自動車産業のなかでは、いわば常識なのだが、EVは必ずしもカーボンニュートラルではない。理由は2つある。ひとつは電源構成による発電時のCO2発生の問題。そしてもう一つは、LCAの観点で見たEV製造時に発生するCO2の問題である。どこで間違ってしまったのか、「EVは正義、エンジン車は悪」というレッテルが貼られてしまったように思えて悲しい。世界的なネガティブキャンペーンによる印象操作がその主たる理由であるが、他方で、各国政府がその方向で政策を進めていることを見逃すわけにはいかない。

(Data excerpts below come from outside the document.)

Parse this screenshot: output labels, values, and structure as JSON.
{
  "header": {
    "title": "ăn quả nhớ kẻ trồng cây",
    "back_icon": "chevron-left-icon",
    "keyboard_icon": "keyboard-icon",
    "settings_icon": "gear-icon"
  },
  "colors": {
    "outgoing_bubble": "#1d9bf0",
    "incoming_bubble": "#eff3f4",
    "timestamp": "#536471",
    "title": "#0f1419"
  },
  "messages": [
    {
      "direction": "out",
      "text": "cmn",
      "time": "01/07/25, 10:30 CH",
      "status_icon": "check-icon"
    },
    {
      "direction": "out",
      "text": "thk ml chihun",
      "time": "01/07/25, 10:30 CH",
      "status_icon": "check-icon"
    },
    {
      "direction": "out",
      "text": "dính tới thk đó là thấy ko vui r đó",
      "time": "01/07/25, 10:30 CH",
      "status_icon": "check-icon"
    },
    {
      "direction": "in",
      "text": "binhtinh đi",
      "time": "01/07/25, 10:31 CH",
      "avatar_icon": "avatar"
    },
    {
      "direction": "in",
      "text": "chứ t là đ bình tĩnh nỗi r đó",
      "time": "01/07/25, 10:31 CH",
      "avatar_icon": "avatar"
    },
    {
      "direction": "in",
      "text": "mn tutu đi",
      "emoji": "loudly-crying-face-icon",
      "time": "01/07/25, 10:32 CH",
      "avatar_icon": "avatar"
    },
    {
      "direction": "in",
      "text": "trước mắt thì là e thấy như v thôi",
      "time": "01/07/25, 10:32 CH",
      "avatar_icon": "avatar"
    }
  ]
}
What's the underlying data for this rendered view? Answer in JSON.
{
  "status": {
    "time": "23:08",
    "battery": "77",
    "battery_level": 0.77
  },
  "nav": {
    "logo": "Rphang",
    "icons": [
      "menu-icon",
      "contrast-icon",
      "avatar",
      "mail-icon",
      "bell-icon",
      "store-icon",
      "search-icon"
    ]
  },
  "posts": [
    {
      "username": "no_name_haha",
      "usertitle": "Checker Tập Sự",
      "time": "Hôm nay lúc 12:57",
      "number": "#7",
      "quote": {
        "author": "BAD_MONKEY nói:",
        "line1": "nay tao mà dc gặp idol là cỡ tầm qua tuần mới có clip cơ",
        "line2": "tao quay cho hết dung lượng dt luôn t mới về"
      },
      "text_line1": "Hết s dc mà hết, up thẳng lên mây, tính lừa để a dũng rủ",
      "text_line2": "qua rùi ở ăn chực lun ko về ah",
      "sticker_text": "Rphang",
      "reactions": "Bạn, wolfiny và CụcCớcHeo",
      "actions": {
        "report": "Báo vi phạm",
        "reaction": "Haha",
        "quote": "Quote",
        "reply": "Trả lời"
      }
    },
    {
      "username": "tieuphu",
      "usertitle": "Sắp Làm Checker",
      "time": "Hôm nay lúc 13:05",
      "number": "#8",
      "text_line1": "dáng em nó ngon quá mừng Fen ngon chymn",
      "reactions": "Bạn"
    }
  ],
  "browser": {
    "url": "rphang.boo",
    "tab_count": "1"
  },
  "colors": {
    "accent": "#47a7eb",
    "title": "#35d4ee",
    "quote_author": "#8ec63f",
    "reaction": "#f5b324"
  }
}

本章では、EVはCO2を排出するモビリティであることを容認した上で、どのようにカーボンニュートラルを実現すれば良いかを解説する。
(第一章『自動車産業が目指すカーボンニュートラルとは』はこちら)
第二章 EVによるカーボンニュートラル戦略
1. 欧州自動車産業の戦略「ゲームチェンジ」
ドイツが早くから「EVの推進と同時にエンジン車の販売禁止」を表明してきた最大の理由は、2015年9月に発覚したフォルクスワーゲンによる排ガス規制不正「ディーゼルゲート」事件である。フォルクスワーゲンは後に経営幹部を含む複数の関係者が訴追されたわけだが、実は欧州では他のメーカーもフォルクスワーゲンと同様の排ガス不正をおこなっていた。後に、メルセデスベンツ、BMWもディーゼル車の排ガス規制の基準値をはるかに超えるNOxを排出していたにも関わらず検査を不正にパスしていたことが発覚し、大規模リコールにつながった経緯がある。
2015年当時、欧州では空前のディーゼルブームであり、販売される車両の過半数がディーゼル車であった(2015年におけるディーゼル比率は51.6%、ACEA欧州自動車工業会発表)。その一方で、当時の欧州排ガス規制(EURO6)は、非常に厳しいもので「不正をしない限りクリアすることが難しい」とさえ言われていた。すなわち、ディーゼルゲートはフォルクスワーゲン一社のスキャンダルではなく、欧州自動車産業が抱える根深い問題だったのである。
その後、欧州自動車産業では「悪のレッテルを貼られてしまったディーゼルエンジン」を諦めざるを得ない状況となった。そもそも、欧州メーカーがディーゼルに偏向した理由は、ガソリンエンジンよりもディーゼルエンジンの方が比較的CO2排出量が少ないことにある。したがって、当時の欧州自動車メーカーはディーゼルエンジンをベースにCO2削減の技術開発を進めており、日本メーカーが先行するガソリン・ハイブリッドエンジンに対抗し、ディーゼル・ハイブリッドエンジンの市場投入を計画していた。しかし、ディーゼルゲート以降すべてのディーゼルエンジン開発が凍結を余儀なくされ、その代替策として急激なEVシフトが行われたわけである。
この時、最初にディーゼルから電動化への大胆な方針変更を発表したのがフォルクスワーゲンである。それは、ディーゼルゲート発覚から1ヶ月足らずしか経過していない2015年10月のことであった。ディーゼルゲート事件の主犯格であるフォルクスワーゲンが、世界最大のEVメーカーに変容しようと方針転換を発表した。その翌年2016年にはダイムラー(現メルセデスベンツ)が、CASEというワードを提唱し、自動車産業におけるCASE革命を引き起こした。欧州自動車産業が仕掛けた、まさにゲームチェンジだったのである。